Si nous pouvions ajuster un moment de faible entropie dans notre histoire (ce qui n'existe pas) dans laquelle l'être humain serait dans sa "position correcte", juste après un big bang, chaque personne se disperserait de manière imprévisible, par pure entropie. Second principe de la thermodynamique appliqué à un événement humain, où on ne peut ignorer la notion d'irréversibilité. En d'autres termes, ce qui a été fait ne peut être réparé et conditionnera les moments suivants, comme l'effet papillon, tiré d'un proverbe chinois qui dit : "le battement d'ailes d'un papillon peut être ressenti à l'autre bout du monde". Après l'action d'un événement déclencheur, de proportions infimes, une chaîne successive d'actions se développe conduisant à une situation aux proportions imprévisibles. Cependant, si nous avions la baguette magique qui nous permettait de revenir au point d'origine établi, toute nouvelle origine connaîtrait de nouvelles évolutions et dispersions également incontrôlables et imprévisibles. Même ainsi, avec la perspective historique et épistémologique que nous avons, il n'est possible d'établir qu'un seul point de faible entropie et qui explique ce que nous sommes : le big bang, puisqu'il est le point de départ de tout ce que nous savons. Tout le reste est subsidiaire. C'est notre monde et c'est ainsi que cela fonctionne.

Migration et diaspora

La frontière conventionnelle, politique et historique, est encore une ligne plus ou moins artificielle. Un élément spontané qui rassemble les gens et les associe ou les exclut. Élément administratif et politique qui délimite et contraint des espaces culturels, religieux ou économiques forgés au fil des siècles. Cependant, la frontière elle-même, ainsi que son concept, peuvent être réinterprétés à travers l'histoire et selon les différents points de la planète où nous nous trouvons. Sa concrétude et sa rigidité fluctuent selon les intérêts de l'époque et des groupes dominants.

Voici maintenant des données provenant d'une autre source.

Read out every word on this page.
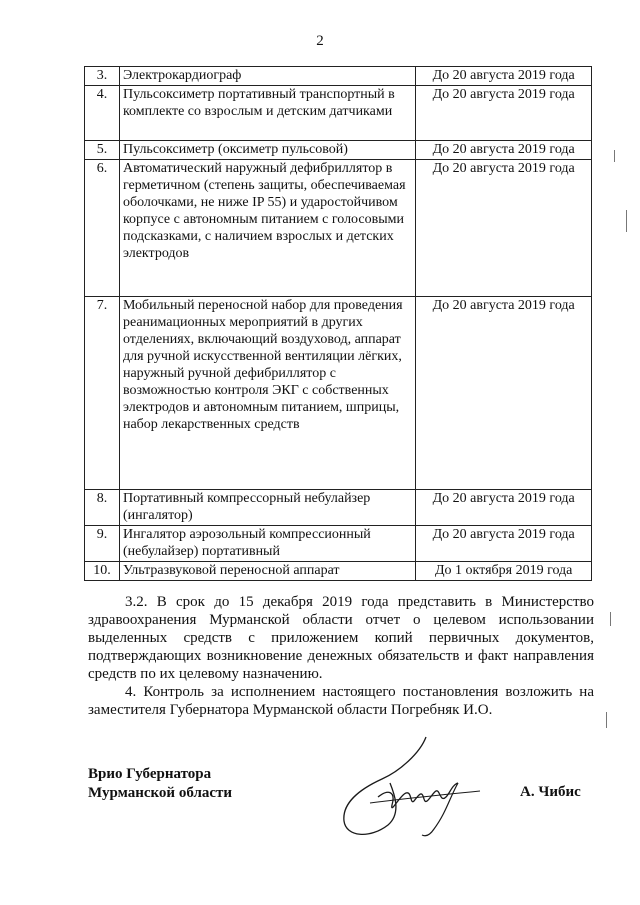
2
3.	Электрокардиограф	До 20 августа 2019 года
4.	Пульсоксиметр портативный транспортный в комплекте со взрослым и детским датчиками	До 20 августа 2019 года
5.	Пульсоксиметр (оксиметр пульсовой)	До 20 августа 2019 года
6.	Автоматический наружный дефибриллятор в герметичном (степень защиты, обеспечиваемая оболочками, не ниже IP 55) и ударостойчивом корпусе с автономным питанием с голосовыми подсказками, с наличием взрослых и детских электродов	До 20 августа 2019 года
7.	Мобильный переносной набор для проведения реанимационных мероприятий в других отделениях, включающий воздуховод, аппарат для ручной искусственной вентиляции лёгких, наружный ручной дефибриллятор с возможностью контроля ЭКГ с собственных электродов и автономным питанием, шприцы, набор лекарственных средств	До 20 августа 2019 года
8.	Портативный компрессорный небулайзер (ингалятор)	До 20 августа 2019 года
9.	Ингалятор аэрозольный компрессионный (небулайзер) портативный	До 20 августа 2019 года
10.	Ультразвуковой переносной аппарат	До 1 октября 2019 года

3.2. В срок до 15 декабря 2019 года представить в Министерство здравоохранения Мурманской области отчет о целевом использовании выделенных средств с приложением копий первичных документов, подтверждающих возникновение денежных обязательств и факт направления средств по их целевому назначению.

4. Контроль за исполнением настоящего постановления возложить на заместителя Губернатора Мурманской области Погребняк И.О.

Врио Губернатора
Мурманской области	А. Чибис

Il n’est pas aisé de donner une définition de la migration et nous ne serons pas plus proches de la réponse après avoir lu ce texte. Piché (2013) a essayé de s’approcher de l'origine et de la cause du problème à partir d’approches micro-individuelles pour arriver à une approche macro-structurelle en passant par une approche de genre. Mais le déplacement humain a été, est et sera une constante dans l'humanité. Il n'y a pas de moment de basse entropie applicable à l'histoire de l'humanité, puisque notre évolution est précisément conditionnée par ses relocalisations, les réadaptations et transformations qu'elles ont entraînées. Quel pourrait être notre moment zéro, notre point de départ ? Commencer à marcher debout ? Le premier mot ? La maîtrise du feu ? Eve mitochondriale ? L'origine des premiers peuplements et des premières cultures ? Tout cela à la fois et rien de tout cela, bien au contraire.

Nous sommes le produit d'un long processus sommatif et d'une série d'événements à différents moments et parties de la planète qui ont été intégrés dans un système complexe et composant le difficile puzzle de notre existence. Nous pourrions expliquer ce que nous sommes à partir de chacun des jalons exposés sous forme de questions, mais il y aurait toujours un tournant plus tôt et plus tard qui pourrait remplacer ou compléter notre processus déductif.

Note de bas de page 4 :

Herbert Marshall McLuhan (1911-1980) est un intellectuel canadien. Professeur de littérature anglaise et théoricien de la communication, il est un des fondateurs des études contemporaines sur les médias (il a inventé la phrase Le média est le message). S'intéresse à l'effet de la radio et tente de prévoir les bouleversements qu'entraînera la télévision.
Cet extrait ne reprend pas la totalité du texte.